If Congress felt compelled to broaden coverage beyond low- income categories, a reasonable way to do it would be through a tax credit. The design of tax credits is always a tricky business. But the tax credit should be structured in such a way as to encourage low-income seniors to participate effectively in a private market for prescription drug coverage, and encourage individual choice in a competitive market of private plans. It should also avoid displacing current employment-based coverage, and should not place seniors under government purchasing (supply control) or some sort of price control system. Not an easy task.

Another option is to reform the Medigap market. Today, there are several plans. Only a few of them provide prescription drug coverage. Congress should allow for higher and more flexible deductibles. The higher costs, reflecting higher risks, could be offset by higher government contributions. This would permit greater risk adjustments in premiums, while adjusting the subsidies for seniors to help them afford the higher premiums.

None of these proposals is ideal. Most of the problems of the current Medicare system would be maintained. If Congress feels compelled to act, it should make sure that any plan is broadly understood as an interim step. That means that whatever provisions are enacted should sunset with the enactment of comprehensive-and real-Medicare reform. With that crucial proviso, Members of Congress could provide a limited drug benefit.

Robert Moffit is a prominent Washington health policy analyst and Director of Domestic Policy at the Heritage Foundation.

Medicare Trustees Annual Report

According to HHS News, March 30, 2000, the Hospital Insurance (HI) trust fund will remain solvent until 2023 under intermediate assumptions: the bankruptcy date has been extended eight years from the 2015 date projected in the last trustees' report.
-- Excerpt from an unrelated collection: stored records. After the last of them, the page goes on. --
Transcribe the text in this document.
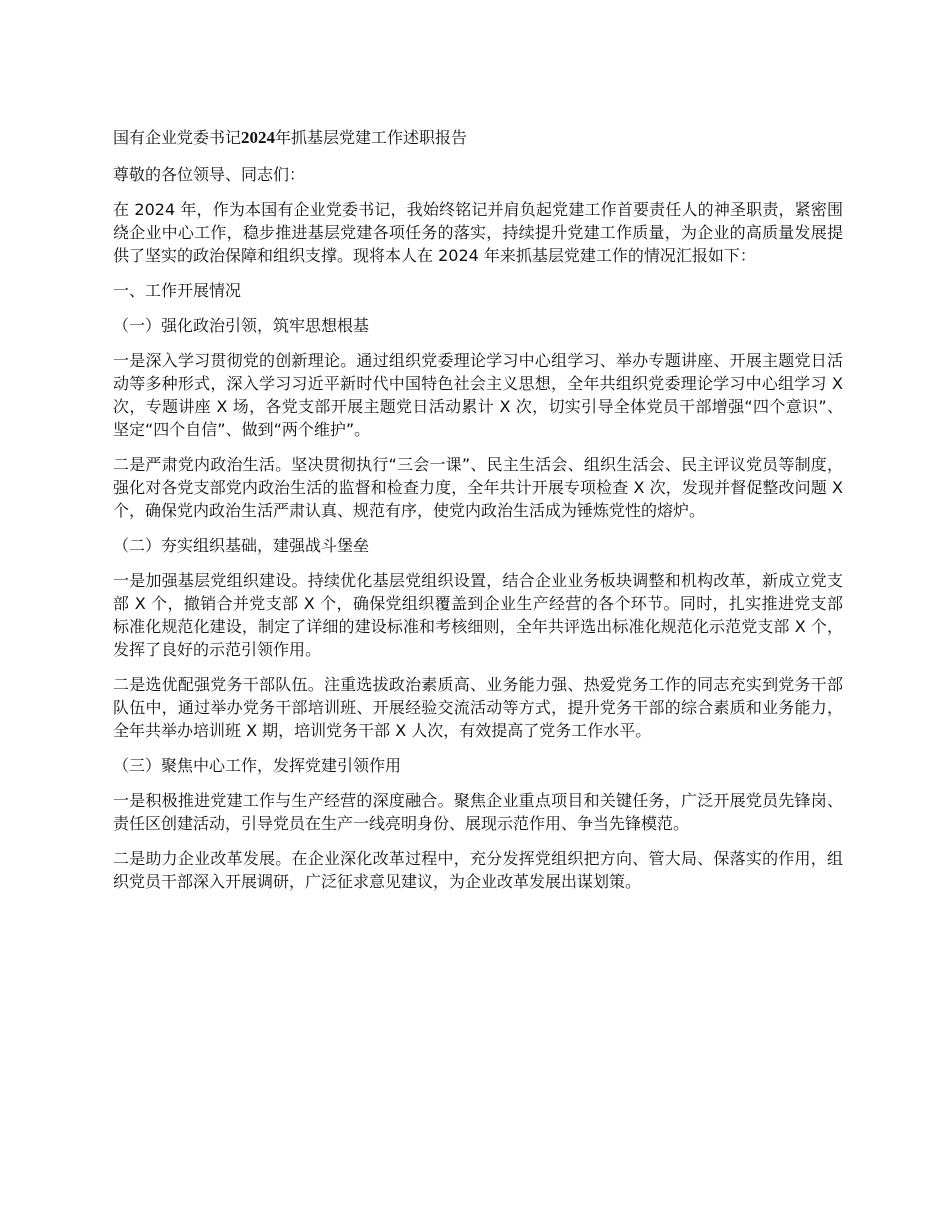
国有企业党委书记2024年抓基层党建工作述职报告
尊敬的各位领导、同志们：
在 2024 年，作为本国有企业党委书记，我始终铭记并肩负起党建工作首要责任人的神圣职责，紧密围绕企业中心工作，稳步推进基层党建各项任务的落实，持续提升党建工作质量，为企业的高质量发展提供了坚实的政治保障和组织支撑。现将本人在 2024 年来抓基层党建工作的情况汇报如下：
一、工作开展情况
（一）强化政治引领，筑牢思想根基
一是深入学习贯彻党的创新理论。通过组织党委理论学习中心组学习、举办专题讲座、开展主题党日活动等多种形式，深入学习习近平新时代中国特色社会主义思想，全年共组织党委理论学习中心组学习 X 次，专题讲座 X 场，各党支部开展主题党日活动累计 X 次，切实引导全体党员干部增强“四个意识”、坚定“四个自信”、做到“两个维护”。
二是严肃党内政治生活。坚决贯彻执行“三会一课”、民主生活会、组织生活会、民主评议党员等制度，强化对各党支部党内政治生活的监督和检查力度，全年共计开展专项检查 X 次，发现并督促整改问题 X 个，确保党内政治生活严肃认真、规范有序，使党内政治生活成为锤炼党性的熔炉。
（二）夯实组织基础，建强战斗堡垒
一是加强基层党组织建设。持续优化基层党组织设置，结合企业业务板块调整和机构改革，新成立党支部 X 个，撤销合并党支部 X 个，确保党组织覆盖到企业生产经营的各个环节。同时，扎实推进党支部标准化规范化建设，制定了详细的建设标准和考核细则，全年共评选出标准化规范化示范党支部 X 个，发挥了良好的示范引领作用。
二是选优配强党务干部队伍。注重选拔政治素质高、业务能力强、热爱党务工作的同志充实到党务干部队伍中，通过举办党务干部培训班、开展经验交流活动等方式，提升党务干部的综合素质和业务能力，全年共举办培训班 X 期，培训党务干部 X 人次，有效提高了党务工作水平。
（三）聚焦中心工作，发挥党建引领作用
一是积极推进党建工作与生产经营的深度融合。聚焦企业重点项目和关键任务，广泛开展党员先锋岗、责任区创建活动，引导党员在生产一线亮明身份、展现示范作用、争当先锋模范。
二是助力企业改革发展。在企业深化改革过程中，充分发挥党组织把方向、管大局、保落实的作用，组织党员干部深入开展调研，广泛征求意见建议，为企业改革发展出谋划策。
Income exceeded expenditures by $21 billion.

"Income increased significantly as a result of robust economic growth, and expenditures actually declined, due to the continuing implementation of the Balanced Budget Act [BBA] of 1997, low increases in health costs generally, continuing efforts to combat fraud and abuse in the Medicare program, and a substantial decline in the utilization of home health services," states the report's overview.

Vice President Al Gore credits the Clinton-Gore Administration. The AMA and 16 other medical societies give partial credit to $3.2 billion in underpayments to physicians resulting from errors in calculating sustainable growth rates in 1998 and 1999. The errors will be carried forward, compounding underpayments in future years. The AMA claims that HHS Secretary Donna Shalala reneged on a 1997 commitment to make corrections, in a lawsuit filed in U.S. District Court for the Northern District of Illinois in December, 1999. HHS has asked that the lawsuit be dismissed, arguing that the BBA forces HCFA to rely on estimates and gives it no authority to correct errors (AM News, 3/20/00).
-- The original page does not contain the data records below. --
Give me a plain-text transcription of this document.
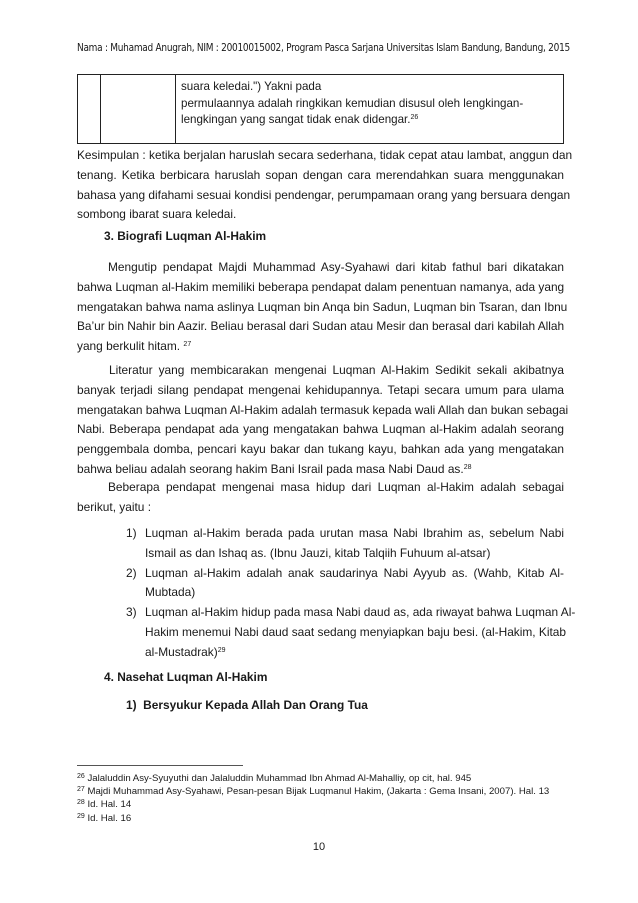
Nama : Muhamad Anugrah, NIM : 20010015002, Program Pasca Sarjana Universitas Islam Bandung, Bandung, 2015

suara keledai.") Yakni pada

permulaannya adalah ringkikan kemudian disusul oleh lengkingan-

lengkingan yang sangat tidak enak didengar.$^{26}$

Kesimpulan : ketika berjalan haruslah secara sederhana, tidak cepat atau lambat, anggun dan
tenang. Ketika berbicara haruslah sopan dengan cara merendahkan suara menggunakan
bahasa yang difahami sesuai kondisi pendengar, perumpamaan orang yang bersuara dengan
sombong ibarat suara keledai.
3. Biografi Luqman Al-Hakim
Mengutip pendapat Majdi Muhammad Asy-Syahawi dari kitab fathul bari dikatakan
bahwa Luqman al-Hakim memiliki beberapa pendapat dalam penentuan namanya, ada yang
mengatakan bahwa nama aslinya Luqman bin Anqa bin Sadun, Luqman bin Tsaran, dan Ibnu
Ba’ur bin Nahir bin Aazir. Beliau berasal dari Sudan atau Mesir dan berasal dari kabilah Allah
yang berkulit hitam. $^{27}$
Literatur yang membicarakan mengenai Luqman Al-Hakim Sedikit sekali akibatnya
banyak terjadi silang pendapat mengenai kehidupannya. Tetapi secara umum para ulama
mengatakan bahwa Luqman Al-Hakim adalah termasuk kepada wali Allah dan bukan sebagai
Nabi. Beberapa pendapat ada yang mengatakan bahwa Luqman al-Hakim adalah seorang
penggembala domba, pencari kayu bakar dan tukang kayu, bahkan ada yang mengatakan
bahwa beliau adalah seorang hakim Bani Israil pada masa Nabi Daud as.$^{28}$
Beberapa pendapat mengenai masa hidup dari Luqman al-Hakim adalah sebagai
berikut, yaitu :
1) Luqman al-Hakim berada pada urutan masa Nabi Ibrahim as, sebelum Nabi
Ismail as dan Ishaq as. (Ibnu Jauzi, kitab Talqiih Fuhuum al-atsar)
2) Luqman al-Hakim adalah anak saudarinya Nabi Ayyub as. (Wahb, Kitab Al-
Mubtada)
3) Luqman al-Hakim hidup pada masa Nabi daud as, ada riwayat bahwa Luqman Al-
Hakim menemui Nabi daud saat sedang menyiapkan baju besi. (al-Hakim, Kitab
al-Mustadrak)$^{29}$
4. Nasehat Luqman Al-Hakim
1)  Bersyukur Kepada Allah Dan Orang Tua
$^{26}$ Jalaluddin Asy-Syuyuthi dan Jalaluddin Muhammad Ibn Ahmad Al-Mahalliy, op cit, hal. 945
$^{27}$ Majdi Muhammad Asy-Syahawi, Pesan-pesan Bijak Luqmanul Hakim, (Jakarta : Gema Insani, 2007). Hal. 13
$^{28}$ Id. Hal. 14
$^{29}$ Id. Hal. 16
10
The trustees acknowledge that future operations are highly sensitive to future economic, demographic, and health-cost trends. Moreover, under intermediate assumptions, expenditures will exceed income by 2016. After that, payments can be made only by "drawing down on trust fund assets," which consist solely of government debt, which can be redeemed only by taking from other parts of the budget, increasing taxes, or borrowing. After 2010, the ratio of workers to retirees will decrease swiftly from 3.6:1 to 2.3:1 in 2030, when the last of the baby boomers retire, and decline slowly after that as life expectancy increases. (The ratio was 50:1 in 1945.)

Social Security trustees also report a 3-year reprieve from insolvency. The National Center for Policy Analysis (NCPA) warns against complacency: "Unfortunately, optimistic reports like this help those who would hold the needed reforms hostage to politics," writes Senior Scholar Dorman Cordell. To help illustrate how much grief true reform (privatization) would spare future generations, NCPA has an online Social Security benefits calculator at www.ncpa.org. This shows, for example, that a 25-year-old waitress can expect to pay in $300,000 in Social Security taxes, but to realize a little more than half that amount in lifetime benefits.

For young people, the payroll tax is a ripoff.